It seems to reason that if people started filtering RFC-1918 on their edge, we would see a noticable amount of traffic go away. Simulation models I've been running show that an average of 12 to 18 percent of a providers traffic would disappear if they filtered RFC-1918 sourced packets. The percentage ranges scale with the size of the provider. Smaller providers, less impact, larger providers more impact. In addition to the bandwidth savings, there is also a support cost reduction and together, I believe backbone providers can see this on the bottom line of their balance sheets. We have to start someplace. There is no magic answer for all cases. RFC-1918 is easy to admin, and easy to deploy, in relative terms compared to uRPF or similar methods. For large and small alike it can be a positive marketing tool, if properly implemented. john brown On Tue, Oct 08, 2002 at 11:09:10AM -0400, Sean Donelan wrote:
On Tue, 8 Oct 2002, Joe Abley wrote:
What is difficult about dropping packets sourced from RFC1918 addresses before they leave your network?
I kind of assumed that people weren't doing it because they were lazy.
I've checked the marketing stuff of several backbones, as far as I could tell only one makes the blanket statement about source address validation on their entire network.
http://www.ipservices.att.com/backbone/techspecs.cfm
AT&T has also implemented security features directly into the backbone. IP Source Address Assurance is implemented at every customer point-of-entry to guard against hackers. AT&T examines the source address of every inbound packet coming from customer connections to ensure it matches the IP address we expect to see on that packet. This means that the AT&T IP Backbone is RFC2267-compliant.
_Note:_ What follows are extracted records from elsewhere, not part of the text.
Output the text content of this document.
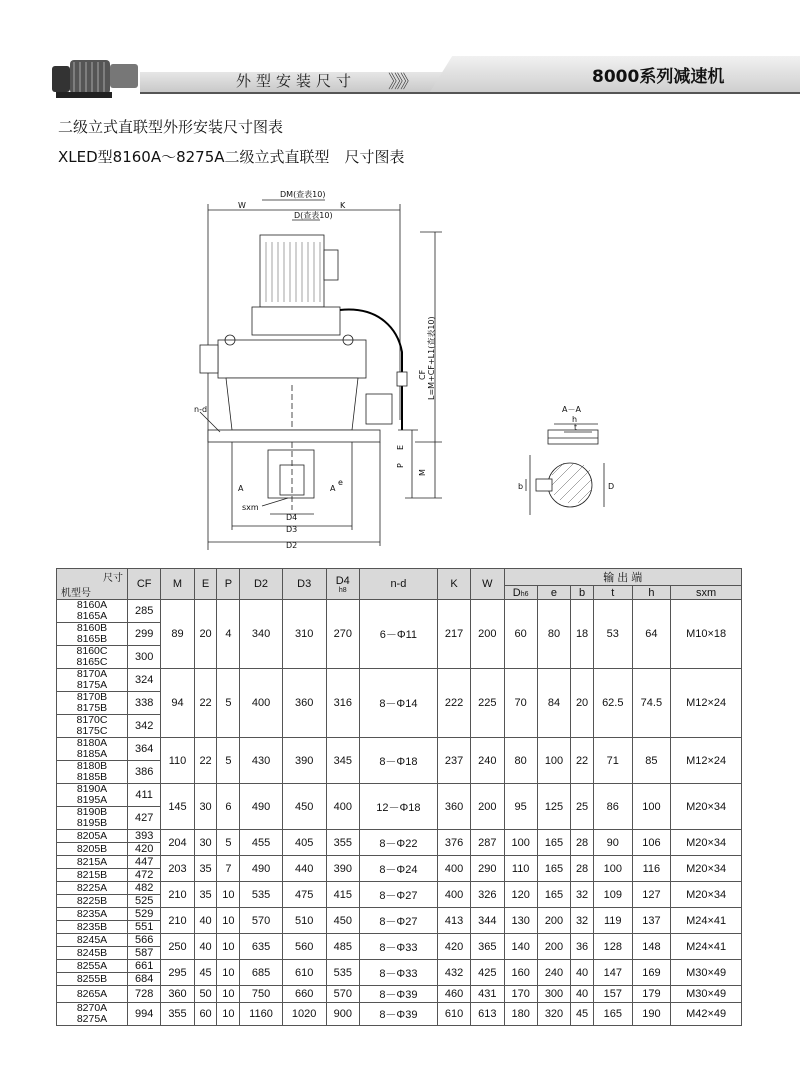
外型安装尺寸 》》》	8000系列减速机
二级立式直联型外形安装尺寸图表
XLED型8160A～8275A二级立式直联型　尺寸图表
W	K
DM(查表10)
D(查表10)
n-d
L=M+CF+L1(查表10)
CF
P
E
M
e
A	A
sxm
D4
D3
D2
A－A
t
h
b	D
尺寸
机型号	CF	M	E	P	D2	D3	D4
h8	n-d	K	W	输 出 端					
											Dh6	e	b	t	h	sxm

8160A
8165A	285	89	20	4	340	310	270	6－Φ11	217	200	60	80	18	53	64	M10×18

8160B
8165B	299															

8160C
8165C	300															

8170A
8175A	324	94	22	5	400	360	316	8－Φ14	222	225	70	84	20	62.5	74.5	M12×24

8170B
8175B	338															

8170C
8175C	342															

8180A
8185A	364	110	22	5	430	390	345	8－Φ18	237	240	80	100	22	71	85	M12×24

8180B
8185B	386															

8190A
8195A	411	145	30	6	490	450	400	12－Φ18	360	200	95	125	25	86	100	M20×34

8190B
8195B	427															

8205A	393	204	30	5	455	405	355	8－Φ22	376	287	100	165	28	90	106	M20×34

8205B	420															

8215A	447	203	35	7	490	440	390	8－Φ24	400	290	110	165	28	100	116	M20×34

8215B	472															

8225A	482	210	35	10	535	475	415	8－Φ27	400	326	120	165	32	109	127	M20×34

8225B	525															

8235A	529	210	40	10	570	510	450	8－Φ27	413	344	130	200	32	119	137	M24×41

8235B	551															

8245A	566	250	40	10	635	560	485	8－Φ33	420	365	140	200	36	128	148	M24×41

8245B	587															

8255A	661	295	45	10	685	610	535	8－Φ33	432	425	160	240	40	147	169	M30×49

8255B	684															

8265A	728	360	50	10	750	660	570	8－Φ39	460	431	170	300	40	157	179	M30×49

8270A
8275A	994	355	60	10	1160	1020	900	8－Φ39	610	613	180	320	45	165	190	M42×49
What backbones do 100% source address validation? And how much of it is real, and how much is marketing? On single-homed or few-homed stub networks its "easy." But even a moderately complex transit network it becomes "difficult." Yes, I know about uRPF-like stuff, but the router vendors are still tweaking it.
If there is a magic solution, I would love to hear about it. Unfortunately, the only solutions I've seen involve considerable work and resources to implement and maintain all the "exceptions" needed to do 100% source address validation.
Heck, the phone network still has trouble getting the correct Caller-ID end-to-end.